Following successful completion of the Core courses and the First Examination, students will enroll in Area Seminars specific to their Concentration and Option. The purpose of these seminars will be to promote discussion of critical contemporary research issues in Arts and Humanities Education; Mathematics, Science, and Technology Education, and Policy Studies in Education. Participation in the seminars will inform students of the state of the art in research in their specialized field of interest and help them to formulate significant topics for their own dissertation research. The seminars will carry 2 credits each semester and students will take three of these special topics seminars.
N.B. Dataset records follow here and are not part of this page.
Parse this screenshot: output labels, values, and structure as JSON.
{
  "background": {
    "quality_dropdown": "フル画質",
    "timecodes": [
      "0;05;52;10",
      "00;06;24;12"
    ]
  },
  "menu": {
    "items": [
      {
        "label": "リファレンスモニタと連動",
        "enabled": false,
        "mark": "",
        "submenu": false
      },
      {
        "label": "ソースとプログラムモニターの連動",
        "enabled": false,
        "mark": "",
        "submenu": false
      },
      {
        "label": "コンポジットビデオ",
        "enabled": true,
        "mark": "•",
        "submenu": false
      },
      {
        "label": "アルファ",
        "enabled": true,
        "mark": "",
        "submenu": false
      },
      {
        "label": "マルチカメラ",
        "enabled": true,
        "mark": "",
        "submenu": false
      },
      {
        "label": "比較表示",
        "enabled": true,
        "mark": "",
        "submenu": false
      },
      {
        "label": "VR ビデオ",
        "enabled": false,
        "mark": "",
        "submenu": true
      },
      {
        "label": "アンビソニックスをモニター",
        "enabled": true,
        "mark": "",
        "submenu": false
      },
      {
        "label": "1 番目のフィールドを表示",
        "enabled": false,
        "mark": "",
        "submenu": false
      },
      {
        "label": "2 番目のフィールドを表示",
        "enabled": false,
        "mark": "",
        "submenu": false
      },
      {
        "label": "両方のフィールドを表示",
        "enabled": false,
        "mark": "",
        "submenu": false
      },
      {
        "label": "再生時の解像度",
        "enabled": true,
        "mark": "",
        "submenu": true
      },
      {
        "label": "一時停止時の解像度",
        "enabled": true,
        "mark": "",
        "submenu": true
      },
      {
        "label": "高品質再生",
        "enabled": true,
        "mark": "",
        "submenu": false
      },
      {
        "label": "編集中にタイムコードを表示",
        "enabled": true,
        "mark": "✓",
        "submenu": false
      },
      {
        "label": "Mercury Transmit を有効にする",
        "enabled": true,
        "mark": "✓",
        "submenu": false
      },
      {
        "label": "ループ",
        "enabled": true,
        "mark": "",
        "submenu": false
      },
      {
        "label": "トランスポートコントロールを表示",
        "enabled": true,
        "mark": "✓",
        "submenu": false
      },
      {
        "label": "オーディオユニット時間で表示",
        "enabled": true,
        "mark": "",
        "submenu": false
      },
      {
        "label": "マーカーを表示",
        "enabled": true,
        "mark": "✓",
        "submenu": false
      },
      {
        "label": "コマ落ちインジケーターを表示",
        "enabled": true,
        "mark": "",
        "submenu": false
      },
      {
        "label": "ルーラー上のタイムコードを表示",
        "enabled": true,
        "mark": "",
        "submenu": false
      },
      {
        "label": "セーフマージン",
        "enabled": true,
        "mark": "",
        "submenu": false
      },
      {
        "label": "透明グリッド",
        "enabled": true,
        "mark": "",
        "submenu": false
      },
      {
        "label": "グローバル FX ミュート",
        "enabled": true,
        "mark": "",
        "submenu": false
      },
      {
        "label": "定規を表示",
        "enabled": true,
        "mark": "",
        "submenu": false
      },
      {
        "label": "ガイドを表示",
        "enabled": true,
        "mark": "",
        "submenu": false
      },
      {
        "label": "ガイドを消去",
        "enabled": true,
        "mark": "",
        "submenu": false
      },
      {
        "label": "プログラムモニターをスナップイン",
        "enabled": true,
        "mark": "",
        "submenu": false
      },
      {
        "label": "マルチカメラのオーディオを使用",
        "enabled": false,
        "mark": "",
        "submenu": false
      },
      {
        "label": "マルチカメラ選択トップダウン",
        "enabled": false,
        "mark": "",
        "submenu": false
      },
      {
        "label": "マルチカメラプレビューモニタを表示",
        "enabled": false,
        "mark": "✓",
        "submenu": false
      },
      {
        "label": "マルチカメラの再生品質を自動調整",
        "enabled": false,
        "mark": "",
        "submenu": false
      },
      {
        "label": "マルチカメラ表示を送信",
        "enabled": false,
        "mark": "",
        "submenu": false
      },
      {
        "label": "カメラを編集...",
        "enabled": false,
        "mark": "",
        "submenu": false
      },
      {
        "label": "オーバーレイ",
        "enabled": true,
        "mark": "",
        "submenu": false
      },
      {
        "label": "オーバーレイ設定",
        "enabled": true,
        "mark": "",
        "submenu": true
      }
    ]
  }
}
Area seminars may be taught by teams of more than one faculty member, when this is justified by enrollment. The participating faculty would plan together the issues to be studied each term, with a view to what would make the most useful dialogue for the candidates' thesis planning, and also the most coherent way for them to review and exchange perspectives on the main themes of the program. Focus topics for each seminar will be announced in advance of registration for the following semester. Course numbering for the Area Seminars will correspond to special topics within a concentration and (where applicable) an option; students may not repeat Area Seminars with the same topic designation. Area Seminar credits are counted toward the 24 credit total in the program concentration. Descriptions of the Area Seminars are given below.

Less formal than the Area Seminars, and available to students from the time of their arrival at the Graduate Center will be the Area Colloquia, whose principal function will be to introduce students to the CUNY faculty members who are active in research and professional work relevant to their interests and to the faculty's current research projects. In addition, the Colloquia will also promote dialogue with guests from other programs and institutions, and provide opportunities for discussions of and guidance to initial reading in the literature of the field, up-coming conferences, and other professional activities.

In addition to the scheme of electives described in Section 8 above, the doctoral program in Curriculum and Policy Studies in Urban Education will from time to time introduce elective courses of special significance for our students, which may not be available through other doctoral programs (and which may also be of interest to some students in those programs). We have determined that the first such elective, to be proposed as an integral part of the initial doctoral program, will be "Technology and Education: Critical Perspectives". It is expected that all students in the MSTE Option of Curriculum Studies will elect this course, as well as many other students in the program. The course is described below, following the information on the Area Seminars.

Finally, there will be Dissertation Cluster Seminars, organized around the common educational issues addressed by various thematically related clusters of dissertations and attended by all students with approved dissertation topics for at least one semester. In these seminars advanced research students will have opportunities to share the experiences and difficulties of their research work with one another and with members of the faculty, to articulate the relations and connections of their various projects and findings to one another's work, and to mutually support one another during the dissertation phase of their doctoral studies. The Dissertation Seminar will unite students at this level across the concentrations and options of their specializations. (See sample topic areas in section 5 above and in Appendix A.)

 

Area Seminars in Arts, Humanities, and Social Studies Education

(2 credits each semester)

This seminar provides opportunity for discussion of contemporary research issues in the fields of arts, humanities, and social studies education. Each semester one or two special topics are selected as the focus of the work of the seminar.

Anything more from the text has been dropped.